|Reviews for Fragments of Rose Colored Glass|
| Pale-Face chapter 1 . 4/9/2013
I think this is one of my favourite pieces of writing ever. I don't know if it was the writing style, or the way you divulged the mystery, or the sensitivity of kyoya's character, but this is a wonderful piece of writing. You set such a delicate subject with such a lovely tone and you captured Tamaki's personality perfectly. His reaction is so perfect and so.. tamaki. I'm rambling, but I really do adore this piece of writing, it's stuck really strong with me since I read it. Keep up the good work!
| Ashlyn Braere chapter 1 . 9/15/2012
Oh. Wow. This story had me bawling my eyes out. The story is wonderful. I love how you show the love between the three main characters (yes, three; Haruhi's included). This is such a touching, emotional, story that I don't think I'll ever be able to drop it from my head, and it managed to tear my heart out. I want to say please keep writing to this caliber, but I don't think my heart could take any more as sad as this one. But I have to say 'Bravo'.
| KathrenCullen18 chapter 1 . 9/13/2012
That was soooo sad, but so... beautiful at the same time.
| charlottetheharlot11 chapter 1 . 4/23/2011
I cried. This was absolutely beautiful. Thank you
| SemperSomnium chapter 1 . 10/18/2010
This was tragically beautiful. Seriously, I'm in tears but smiling, because it was lovely. :)
| choconya chapter 1 . 7/19/2010
i'm in tears...
thank you for writing
| KuroAngelique chapter 1 . 5/21/2010
This is really really good.
Great job, authoress.
| Chetzahime chapter 1 . 1/22/2010
It was weird, sad and good, very good inded.
| it's simply me chapter 1 . 10/18/2009
I don't even know whether you remember this fic, but I found it rather sad. It really is very well-written. So awesome job with it. I love the connection between the characters.
| Shinyfox chapter 1 . 8/1/2009
Wow *nods* I really liked this. It was a change from all the light hearted type Kyouya/Tamaki fic's I've read. It was... an interesting and sad change. I wanted to cry when I read this... You made it so real... like I could imagine this really happening and it was... As soon as Kyouya saw Tamaki that day I could see exactly where it was going and I was so afraid that it would make me cry and it brought tears to my eyes (I'm sorry to say I didn't cry, I'm so sleep deprived now that getting me to cry is extreamly hard) But wow... This was a very powerful and moving fic.
| Muzixfox chapter 1 . 7/31/2009
This is a very beautiful story that made me cry! I am not really someone who reads slash, but this story touched me and made me rethink how I view these characters. Very IC, and I like that have a story that truly shows that no single incident is isolated.
My only issue is that while we saw how Haruhi's death effects the twins and Kyouya, I wonder how Mori and Hunny are effected. But than again, I'm not sure how you would have fit it in. In any rate, great story.
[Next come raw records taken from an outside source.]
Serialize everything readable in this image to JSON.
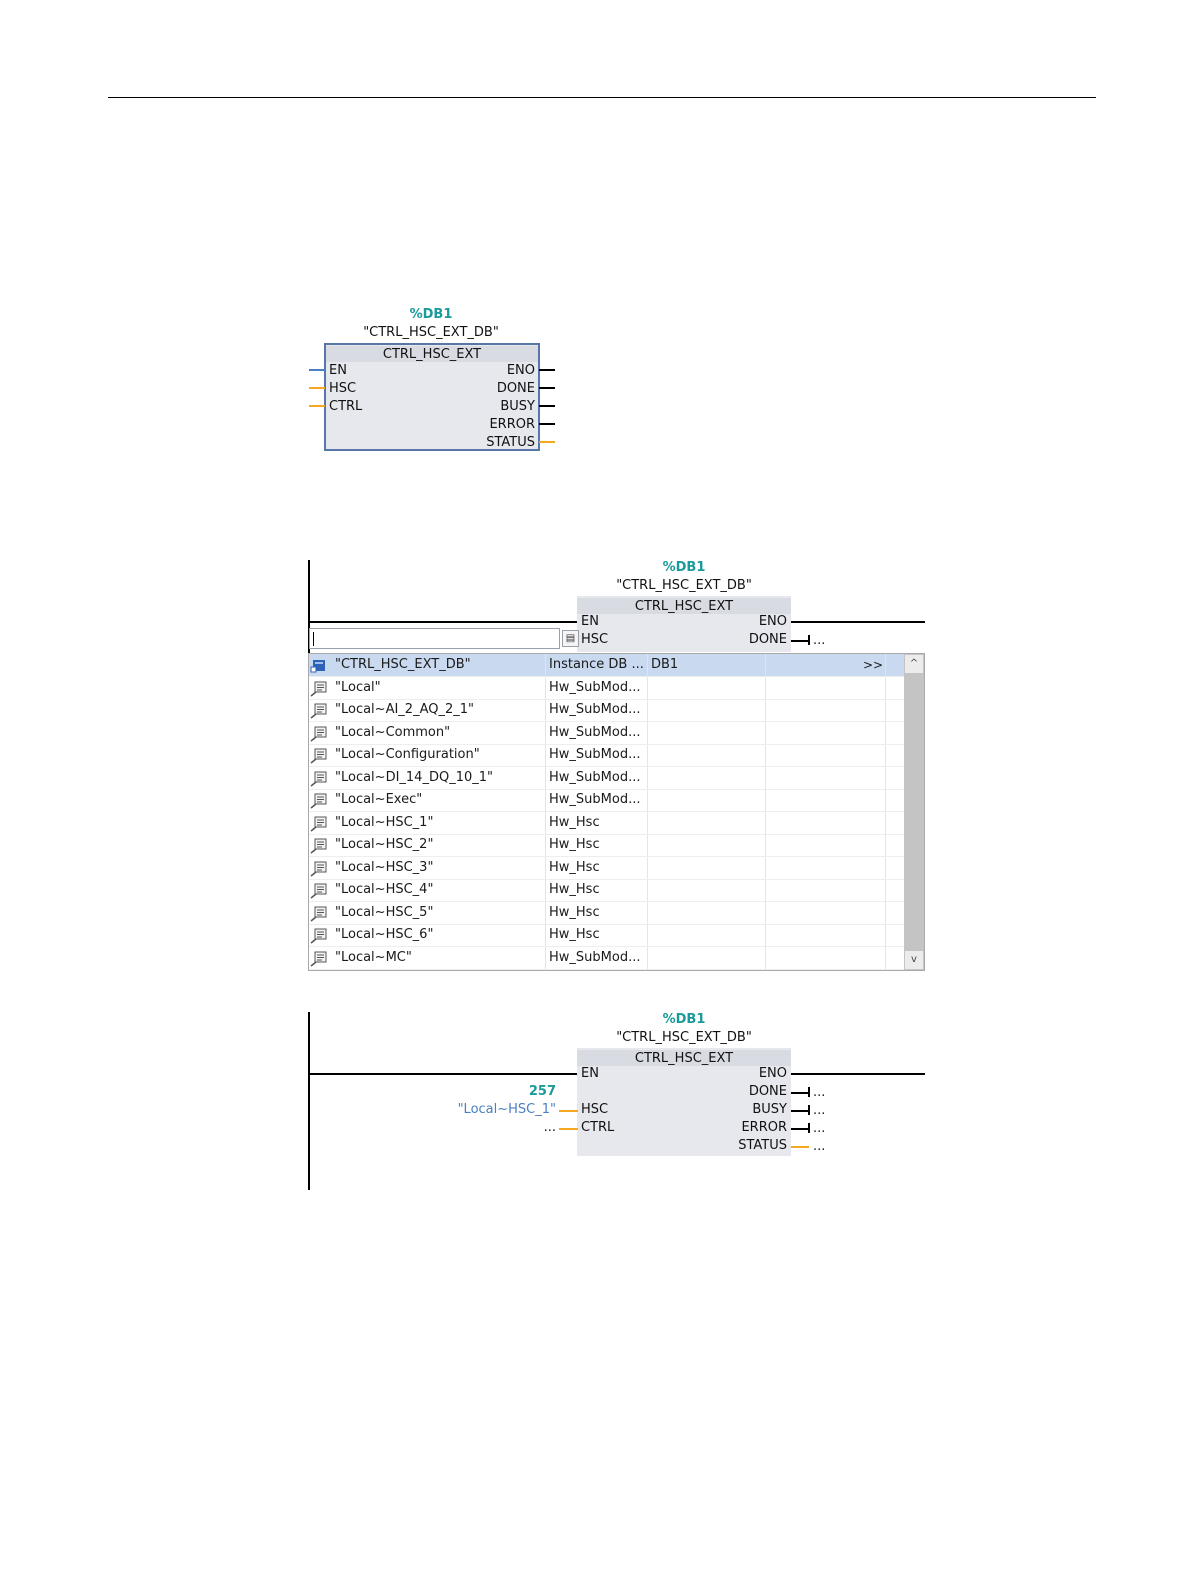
{
  "block": {
    "db_number": "%DB1",
    "db_name": "\"CTRL_HSC_EXT_DB\"",
    "type_name": "CTRL_HSC_EXT"
  },
  "pins": {
    "en": "EN",
    "hsc": "HSC",
    "ctrl": "CTRL",
    "eno": "ENO",
    "done": "DONE",
    "busy": "BUSY",
    "error": "ERROR",
    "status": "STATUS"
  },
  "dropdown": {
    "input_value": "",
    "expand_label": ">>",
    "scroll_up": "^",
    "scroll_down": "v",
    "rows": [
      {
        "name": "\"CTRL_HSC_EXT_DB\"",
        "type": "Instance DB ...",
        "addr": "DB1",
        "icon": "instance-db-icon"
      },
      {
        "name": "\"Local\"",
        "type": "Hw_SubMod...",
        "addr": "",
        "icon": "hw-tag-icon"
      },
      {
        "name": "\"Local~AI_2_AQ_2_1\"",
        "type": "Hw_SubMod...",
        "addr": "",
        "icon": "hw-tag-icon"
      },
      {
        "name": "\"Local~Common\"",
        "type": "Hw_SubMod...",
        "addr": "",
        "icon": "hw-tag-icon"
      },
      {
        "name": "\"Local~Configuration\"",
        "type": "Hw_SubMod...",
        "addr": "",
        "icon": "hw-tag-icon"
      },
      {
        "name": "\"Local~DI_14_DQ_10_1\"",
        "type": "Hw_SubMod...",
        "addr": "",
        "icon": "hw-tag-icon"
      },
      {
        "name": "\"Local~Exec\"",
        "type": "Hw_SubMod...",
        "addr": "",
        "icon": "hw-tag-icon"
      },
      {
        "name": "\"Local~HSC_1\"",
        "type": "Hw_Hsc",
        "addr": "",
        "icon": "hw-tag-icon"
      },
      {
        "name": "\"Local~HSC_2\"",
        "type": "Hw_Hsc",
        "addr": "",
        "icon": "hw-tag-icon"
      },
      {
        "name": "\"Local~HSC_3\"",
        "type": "Hw_Hsc",
        "addr": "",
        "icon": "hw-tag-icon"
      },
      {
        "name": "\"Local~HSC_4\"",
        "type": "Hw_Hsc",
        "addr": "",
        "icon": "hw-tag-icon"
      },
      {
        "name": "\"Local~HSC_5\"",
        "type": "Hw_Hsc",
        "addr": "",
        "icon": "hw-tag-icon"
      },
      {
        "name": "\"Local~HSC_6\"",
        "type": "Hw_Hsc",
        "addr": "",
        "icon": "hw-tag-icon"
      },
      {
        "name": "\"Local~MC\"",
        "type": "Hw_SubMod...",
        "addr": "",
        "icon": "hw-tag-icon"
      }
    ]
  },
  "section2": {
    "done_dots": "..."
  },
  "section3": {
    "hsc_value": "257",
    "hsc_tag": "\"Local~HSC_1\"",
    "ctrl_param": "...",
    "done_param": "...",
    "busy_param": "...",
    "error_param": "...",
    "status_param": "..."
  },
  "colors": {
    "db_number": "#1a9a9a",
    "tag_blue": "#4a7fc1",
    "wire_orange": "#f4a81d",
    "block_fill": "#e6e8ed",
    "selection": "#c9d9ef"
  }
}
| Jerex chapter 1 . 7/2/2009
I...I cried, honestly, as I read it, it was so beutifully done, I cried, tears of sorrow for poor Tamakai-sempai and poor Kyoya-dono, it's even worse for him, he has to watch Tamakai like this.
This is by far the most heart wrenching story I have ever read.
| The Obsidian Angel chapter 1 . 4/23/2009
Oh, my goodness. That was so beautiful, I want to cry. It just put me in a completely different mindset. Kind of... far off and distant. It was haunting and sad. It took me up until the moment that he first stepped into the hospital room, when I started to realize where it was going. I was like "NO!" I didn't even want to keep reading because I knew it was going to make me so sad XD I hope if anything ever happens to Haruhi, Tamaki wouldn't react like that. He still has his daughter, after this was very in character and realistic. It will haunt me for days. Anyway, Episode 24 converted you too? XD I think it's very possible that Kyouya could harbor unrequited feelings for Tamaki and just never let on. If it is true... I kind of hope Bisco Hatori hints at it eventually. Heheh!
| Rayonea chapter 1 . 11/17/2008
This story was so beautiful and tragic. I was crying by the time I got to the end.
Definitely one of the best fanfics I've read.
| Bonzai-Bunny chapter 1 . 9/23/2008
Hopefully, FF won't cut this review in half.
I feel bad because I don't know exactly what to say.
And it takes a lot to make me speechless.
This was amazing and truly heartbreaking. (And amazingly well written)
I went to my little emo place after reading this (in a good way) and you don't know how hard it is for that to happen to me.
I breathe angst.
And I can also see how episode 24 would play a part in this. Honestly, that episode was all I needed to convince me of one-sided KyouTama.
I think...I think this might have actually helped my writing blockage. You win at life.